The new information reporting requirement is an expansion of a law already in place. Businesses currently have to report to the IRS all payments of $600 or more to individuals for the performance of services on 1099 forms. This makes it harder for individuals to avoid paying taxes on income they earned from businesses that did not employ them full-time. The PPACA expanded this requirement to include all transactions with other businesses of more than $600, including those involving tangible goods.
This provision takes effect in 2012, and Congress estimates it will raise $17 billion over 10 years. It was one of 18 separate tax hikes that are part of the law that, combined, will increase taxes more than $500 billion over 10 years.
Few observers recognized the trouble the 1099 reporting requirement would cause businesses at the time Congress passed the PPACA. Other taxes hikes in the PPACA—such as the new excise tax on high cost “Cadillac” health insurance plans, higher payroll taxes, and a new tax on investment—garnered more attention in the debate leading up to congressional passage because they will raise considerably more revenue.[1] But the bureaucratic burden the 1099 reporting requirement will put on businesses will be immense.

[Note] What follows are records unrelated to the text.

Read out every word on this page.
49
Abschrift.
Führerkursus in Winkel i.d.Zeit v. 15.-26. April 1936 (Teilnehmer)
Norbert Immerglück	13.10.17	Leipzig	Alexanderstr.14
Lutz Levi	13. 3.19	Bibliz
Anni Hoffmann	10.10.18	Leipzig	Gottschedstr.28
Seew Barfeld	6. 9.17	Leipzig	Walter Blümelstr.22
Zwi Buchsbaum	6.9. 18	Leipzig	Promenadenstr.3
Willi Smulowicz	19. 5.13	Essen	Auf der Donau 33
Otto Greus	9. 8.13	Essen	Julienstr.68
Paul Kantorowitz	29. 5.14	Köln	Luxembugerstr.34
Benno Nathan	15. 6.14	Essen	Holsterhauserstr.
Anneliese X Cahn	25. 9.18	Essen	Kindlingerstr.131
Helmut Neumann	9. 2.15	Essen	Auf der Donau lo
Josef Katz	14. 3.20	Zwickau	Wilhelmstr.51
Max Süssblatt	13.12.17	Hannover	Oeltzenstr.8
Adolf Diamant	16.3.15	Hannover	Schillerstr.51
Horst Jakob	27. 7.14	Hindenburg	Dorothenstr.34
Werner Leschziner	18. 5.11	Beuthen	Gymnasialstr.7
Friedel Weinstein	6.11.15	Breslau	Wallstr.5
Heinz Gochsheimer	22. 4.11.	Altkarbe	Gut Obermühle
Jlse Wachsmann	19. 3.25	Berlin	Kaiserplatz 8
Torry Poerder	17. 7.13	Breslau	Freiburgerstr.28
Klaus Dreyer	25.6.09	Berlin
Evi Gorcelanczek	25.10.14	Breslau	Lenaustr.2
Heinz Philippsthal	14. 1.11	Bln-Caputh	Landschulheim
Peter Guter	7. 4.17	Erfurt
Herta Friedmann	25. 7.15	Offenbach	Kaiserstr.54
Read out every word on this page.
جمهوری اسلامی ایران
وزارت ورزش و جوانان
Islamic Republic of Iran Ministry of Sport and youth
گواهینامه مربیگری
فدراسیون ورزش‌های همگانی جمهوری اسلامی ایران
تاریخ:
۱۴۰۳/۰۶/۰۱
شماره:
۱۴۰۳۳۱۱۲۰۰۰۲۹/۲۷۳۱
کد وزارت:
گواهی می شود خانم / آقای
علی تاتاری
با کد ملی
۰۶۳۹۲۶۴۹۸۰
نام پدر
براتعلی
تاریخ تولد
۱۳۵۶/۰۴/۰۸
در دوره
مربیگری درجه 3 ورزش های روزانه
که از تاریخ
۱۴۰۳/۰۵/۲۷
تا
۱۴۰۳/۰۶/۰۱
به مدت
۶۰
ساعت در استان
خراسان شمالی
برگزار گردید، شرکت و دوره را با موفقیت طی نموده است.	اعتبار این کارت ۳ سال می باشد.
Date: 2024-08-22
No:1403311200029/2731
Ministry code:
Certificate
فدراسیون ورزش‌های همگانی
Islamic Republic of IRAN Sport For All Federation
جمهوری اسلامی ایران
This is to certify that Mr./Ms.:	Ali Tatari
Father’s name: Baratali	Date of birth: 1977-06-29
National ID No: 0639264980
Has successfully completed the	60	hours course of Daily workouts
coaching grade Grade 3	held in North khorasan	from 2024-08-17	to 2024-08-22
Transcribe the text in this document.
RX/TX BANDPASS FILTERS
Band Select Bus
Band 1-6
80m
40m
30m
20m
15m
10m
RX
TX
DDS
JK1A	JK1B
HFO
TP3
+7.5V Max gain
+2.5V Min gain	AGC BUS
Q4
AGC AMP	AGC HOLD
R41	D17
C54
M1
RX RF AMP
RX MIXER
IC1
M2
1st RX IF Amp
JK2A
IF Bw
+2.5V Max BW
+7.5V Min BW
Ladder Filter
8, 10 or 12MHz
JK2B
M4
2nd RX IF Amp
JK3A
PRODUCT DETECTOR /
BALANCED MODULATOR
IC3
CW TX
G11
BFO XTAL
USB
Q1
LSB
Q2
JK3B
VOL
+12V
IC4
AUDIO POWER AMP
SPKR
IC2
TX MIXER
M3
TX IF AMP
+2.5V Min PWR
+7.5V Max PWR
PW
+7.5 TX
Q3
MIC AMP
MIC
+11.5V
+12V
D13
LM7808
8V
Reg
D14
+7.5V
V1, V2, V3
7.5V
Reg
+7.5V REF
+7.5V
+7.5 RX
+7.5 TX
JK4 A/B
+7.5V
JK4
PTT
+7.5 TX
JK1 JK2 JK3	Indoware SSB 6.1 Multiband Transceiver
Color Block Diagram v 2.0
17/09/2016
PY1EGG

This part of the legislation was up for repeal earlier this week - heck, now that President Obama is aware of it, he's against it, too - but it the move to do so was voted down in the Senate because neither the Democrats nor the Republicans liked the other side's proposal.
So it's still in place. A ticking time bomb of government over-reach. Think it won't affect you? Think again when your employer weighs the cost of complying with this provision, as well as upgrading your health care, against giving you a raise or even keeping you on as a loyal, productive employee.